The S&P 500 closed on Tuesday night almost exactly where it closed on May 9. There have been a number of sharp swings caused primarily by reactions to the U.S.-China trade dispute, but neither the bulls nor bears have been able to grab an advantage.
This is classic trading-range action, which can be lucrative for traders that have short timeframes and are very nimble. However, the choppiness can also be quite frustrating, particularly when volume is light and the action is driven by news headlines and computer algorithms.
The key to navigating this market is to maintain an open mind as to how the trading range may resolved itself. There has been a sharp increase in the number of market participants who are anticipating the formation of a major market top.

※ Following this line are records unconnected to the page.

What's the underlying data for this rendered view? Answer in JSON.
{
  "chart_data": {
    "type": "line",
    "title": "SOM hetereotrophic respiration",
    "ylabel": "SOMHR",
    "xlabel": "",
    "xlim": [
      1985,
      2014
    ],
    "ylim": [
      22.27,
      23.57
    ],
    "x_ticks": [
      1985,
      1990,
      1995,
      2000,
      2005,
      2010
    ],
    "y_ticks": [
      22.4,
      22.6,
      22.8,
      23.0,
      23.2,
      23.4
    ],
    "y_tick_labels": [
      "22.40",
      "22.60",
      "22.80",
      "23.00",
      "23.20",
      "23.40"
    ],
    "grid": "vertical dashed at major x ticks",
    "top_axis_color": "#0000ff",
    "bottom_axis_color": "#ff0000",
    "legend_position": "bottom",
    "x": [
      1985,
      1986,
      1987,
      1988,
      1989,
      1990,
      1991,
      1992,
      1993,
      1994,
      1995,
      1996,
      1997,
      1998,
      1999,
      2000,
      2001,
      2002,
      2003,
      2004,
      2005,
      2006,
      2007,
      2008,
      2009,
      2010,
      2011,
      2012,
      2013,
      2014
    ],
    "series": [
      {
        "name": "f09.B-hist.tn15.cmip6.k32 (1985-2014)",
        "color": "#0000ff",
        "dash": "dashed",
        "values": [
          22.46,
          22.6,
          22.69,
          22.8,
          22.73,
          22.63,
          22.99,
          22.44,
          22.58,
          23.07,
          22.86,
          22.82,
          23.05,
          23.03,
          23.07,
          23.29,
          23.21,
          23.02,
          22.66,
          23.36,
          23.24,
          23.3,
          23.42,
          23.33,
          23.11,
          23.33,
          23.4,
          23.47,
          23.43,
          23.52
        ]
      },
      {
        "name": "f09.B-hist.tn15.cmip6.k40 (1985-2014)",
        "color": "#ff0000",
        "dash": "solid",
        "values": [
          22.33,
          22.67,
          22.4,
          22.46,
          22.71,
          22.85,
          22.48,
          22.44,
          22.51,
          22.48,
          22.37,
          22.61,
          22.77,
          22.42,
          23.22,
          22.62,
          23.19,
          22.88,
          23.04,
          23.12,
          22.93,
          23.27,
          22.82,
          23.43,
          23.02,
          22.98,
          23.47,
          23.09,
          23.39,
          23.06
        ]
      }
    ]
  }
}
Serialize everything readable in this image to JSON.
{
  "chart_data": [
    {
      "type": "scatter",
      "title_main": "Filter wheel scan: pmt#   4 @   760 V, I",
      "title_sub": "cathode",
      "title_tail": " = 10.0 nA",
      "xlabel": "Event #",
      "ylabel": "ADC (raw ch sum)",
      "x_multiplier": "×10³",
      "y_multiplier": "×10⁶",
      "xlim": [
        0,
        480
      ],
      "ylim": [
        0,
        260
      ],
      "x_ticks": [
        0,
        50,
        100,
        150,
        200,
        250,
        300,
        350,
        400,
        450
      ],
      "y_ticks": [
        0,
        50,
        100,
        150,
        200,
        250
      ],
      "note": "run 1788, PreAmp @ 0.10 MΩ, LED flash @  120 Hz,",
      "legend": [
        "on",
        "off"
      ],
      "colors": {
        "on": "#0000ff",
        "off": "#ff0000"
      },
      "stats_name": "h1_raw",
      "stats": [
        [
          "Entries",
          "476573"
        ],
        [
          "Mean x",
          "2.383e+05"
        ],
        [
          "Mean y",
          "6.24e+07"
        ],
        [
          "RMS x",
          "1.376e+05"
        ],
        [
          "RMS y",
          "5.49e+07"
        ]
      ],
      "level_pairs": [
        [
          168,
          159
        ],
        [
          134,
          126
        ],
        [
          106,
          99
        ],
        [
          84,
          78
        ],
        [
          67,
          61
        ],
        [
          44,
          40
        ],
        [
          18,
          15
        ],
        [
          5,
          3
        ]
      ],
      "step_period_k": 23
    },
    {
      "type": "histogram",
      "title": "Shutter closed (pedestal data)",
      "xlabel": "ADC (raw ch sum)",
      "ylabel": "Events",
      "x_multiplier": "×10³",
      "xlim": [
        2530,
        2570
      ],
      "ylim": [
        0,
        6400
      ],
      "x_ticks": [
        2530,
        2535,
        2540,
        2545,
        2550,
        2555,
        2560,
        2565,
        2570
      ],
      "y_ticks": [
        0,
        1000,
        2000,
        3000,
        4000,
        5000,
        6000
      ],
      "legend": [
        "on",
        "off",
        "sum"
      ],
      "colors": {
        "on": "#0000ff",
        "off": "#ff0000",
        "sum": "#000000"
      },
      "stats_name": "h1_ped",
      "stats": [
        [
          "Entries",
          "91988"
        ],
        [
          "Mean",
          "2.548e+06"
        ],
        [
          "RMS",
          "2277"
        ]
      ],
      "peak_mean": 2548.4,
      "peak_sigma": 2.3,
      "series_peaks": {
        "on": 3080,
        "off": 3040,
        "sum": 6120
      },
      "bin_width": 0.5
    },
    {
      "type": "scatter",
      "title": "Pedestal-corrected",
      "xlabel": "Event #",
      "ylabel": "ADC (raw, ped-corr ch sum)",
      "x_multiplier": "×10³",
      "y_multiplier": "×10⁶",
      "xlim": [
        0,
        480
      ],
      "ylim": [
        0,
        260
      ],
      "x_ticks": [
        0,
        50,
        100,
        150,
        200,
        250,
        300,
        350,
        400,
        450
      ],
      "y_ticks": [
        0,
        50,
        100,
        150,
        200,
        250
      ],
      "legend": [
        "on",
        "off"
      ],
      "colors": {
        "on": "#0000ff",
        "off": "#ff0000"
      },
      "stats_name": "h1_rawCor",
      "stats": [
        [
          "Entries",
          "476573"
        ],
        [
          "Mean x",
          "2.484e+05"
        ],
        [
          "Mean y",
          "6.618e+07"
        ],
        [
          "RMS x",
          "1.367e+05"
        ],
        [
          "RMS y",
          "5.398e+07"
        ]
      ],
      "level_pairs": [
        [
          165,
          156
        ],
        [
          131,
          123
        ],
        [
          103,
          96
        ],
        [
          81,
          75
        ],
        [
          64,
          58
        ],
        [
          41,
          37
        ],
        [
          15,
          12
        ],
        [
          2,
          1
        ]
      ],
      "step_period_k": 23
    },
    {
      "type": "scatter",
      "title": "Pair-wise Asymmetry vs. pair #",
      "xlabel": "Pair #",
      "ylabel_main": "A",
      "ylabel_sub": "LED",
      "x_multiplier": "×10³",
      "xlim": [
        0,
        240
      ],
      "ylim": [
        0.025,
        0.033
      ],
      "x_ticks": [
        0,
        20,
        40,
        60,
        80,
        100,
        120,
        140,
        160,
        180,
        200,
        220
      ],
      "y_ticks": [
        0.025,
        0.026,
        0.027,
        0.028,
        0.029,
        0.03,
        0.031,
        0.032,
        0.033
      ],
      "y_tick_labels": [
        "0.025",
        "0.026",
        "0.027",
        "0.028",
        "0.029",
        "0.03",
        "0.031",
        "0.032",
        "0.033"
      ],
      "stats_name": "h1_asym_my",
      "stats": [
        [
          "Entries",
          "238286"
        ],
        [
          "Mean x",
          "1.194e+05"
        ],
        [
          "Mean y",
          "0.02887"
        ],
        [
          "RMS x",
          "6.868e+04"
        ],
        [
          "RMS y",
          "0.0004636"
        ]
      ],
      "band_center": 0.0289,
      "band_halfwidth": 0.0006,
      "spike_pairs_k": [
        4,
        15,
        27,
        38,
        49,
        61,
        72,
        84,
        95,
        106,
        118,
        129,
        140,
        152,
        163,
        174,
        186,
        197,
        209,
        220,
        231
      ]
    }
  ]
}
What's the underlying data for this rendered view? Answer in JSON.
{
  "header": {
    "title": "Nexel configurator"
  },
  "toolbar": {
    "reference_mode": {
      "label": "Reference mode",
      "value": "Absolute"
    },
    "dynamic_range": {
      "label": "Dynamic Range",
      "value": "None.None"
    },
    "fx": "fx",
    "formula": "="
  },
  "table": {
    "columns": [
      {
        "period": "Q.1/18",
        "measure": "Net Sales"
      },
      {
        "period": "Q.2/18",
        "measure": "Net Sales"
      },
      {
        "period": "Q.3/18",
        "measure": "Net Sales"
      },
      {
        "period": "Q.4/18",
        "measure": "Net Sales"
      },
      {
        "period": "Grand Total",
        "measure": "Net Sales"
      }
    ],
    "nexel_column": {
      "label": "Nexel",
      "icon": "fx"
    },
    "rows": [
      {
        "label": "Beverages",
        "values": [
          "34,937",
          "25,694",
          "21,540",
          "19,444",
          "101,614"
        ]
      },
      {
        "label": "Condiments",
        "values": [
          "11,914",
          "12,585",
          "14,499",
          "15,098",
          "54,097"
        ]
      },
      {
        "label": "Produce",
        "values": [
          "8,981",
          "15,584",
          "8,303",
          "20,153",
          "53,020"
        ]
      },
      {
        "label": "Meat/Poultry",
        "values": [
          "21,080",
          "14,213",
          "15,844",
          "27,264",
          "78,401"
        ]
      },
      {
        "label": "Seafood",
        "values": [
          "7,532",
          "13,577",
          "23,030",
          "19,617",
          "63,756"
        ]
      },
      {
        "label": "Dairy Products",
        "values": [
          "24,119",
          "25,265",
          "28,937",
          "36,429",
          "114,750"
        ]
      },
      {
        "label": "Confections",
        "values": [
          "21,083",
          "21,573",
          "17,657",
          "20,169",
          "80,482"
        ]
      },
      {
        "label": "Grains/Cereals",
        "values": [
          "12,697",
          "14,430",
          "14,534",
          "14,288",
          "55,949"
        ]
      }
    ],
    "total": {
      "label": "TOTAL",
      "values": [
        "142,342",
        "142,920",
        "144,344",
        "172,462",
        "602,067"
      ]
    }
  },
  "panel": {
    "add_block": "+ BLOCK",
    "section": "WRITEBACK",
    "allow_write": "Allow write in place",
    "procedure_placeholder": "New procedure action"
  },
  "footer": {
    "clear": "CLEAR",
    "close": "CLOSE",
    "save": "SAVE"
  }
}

The bearish argument is quite easy to see. In addition to the trade war issues --- which likely will not be resolved for months -- there are signs of slowing growth, negative seasonality and a bull market that has already run far longer than seems reasonable to many.
The bulls have heard it all before and they still have a very friendly Fed on their side, which has proven to be the only thing that is needed to keep the market running higher. There are few signs of the sort of euphoria that leads to market tops but contrary thinking has been a tough way to time the market for a very long time.
We don't really need to know who is right about where the market is heading from here. What we need to do is embrace the fact that there is this choppy trading range right now. The action will eventually resolve itself in one way or the other and when it does our job will be to embrace that action. It makes it much easier to do that if we don't have a pre-existing bias.
Keep in mind that it is the job of the business media to try to create drama and excitement about what is going on in the market so that they can hold our attention. That doesn't mean that the market is particularly interesting to trade right now, though.
My game plan is to navigate this trading range action by picking off a few trades as they develop. I'm not going to formulate a grand bullish or bearish thesis. I'm simply going to try to make a little money while waiting to see how things resolve themselves. I don't want to be handicapped by making predictions that I hope will come true.
The indices are showing very minor losses in the early going. Retail continues to be a problem although Target (TGT) put up a good report Wednesday morning. The minutes of the last FOMC meeting will be issued later, which may generate some response but mostly it is the potential for new developments in the trade war between the U.S. and China that is the focus.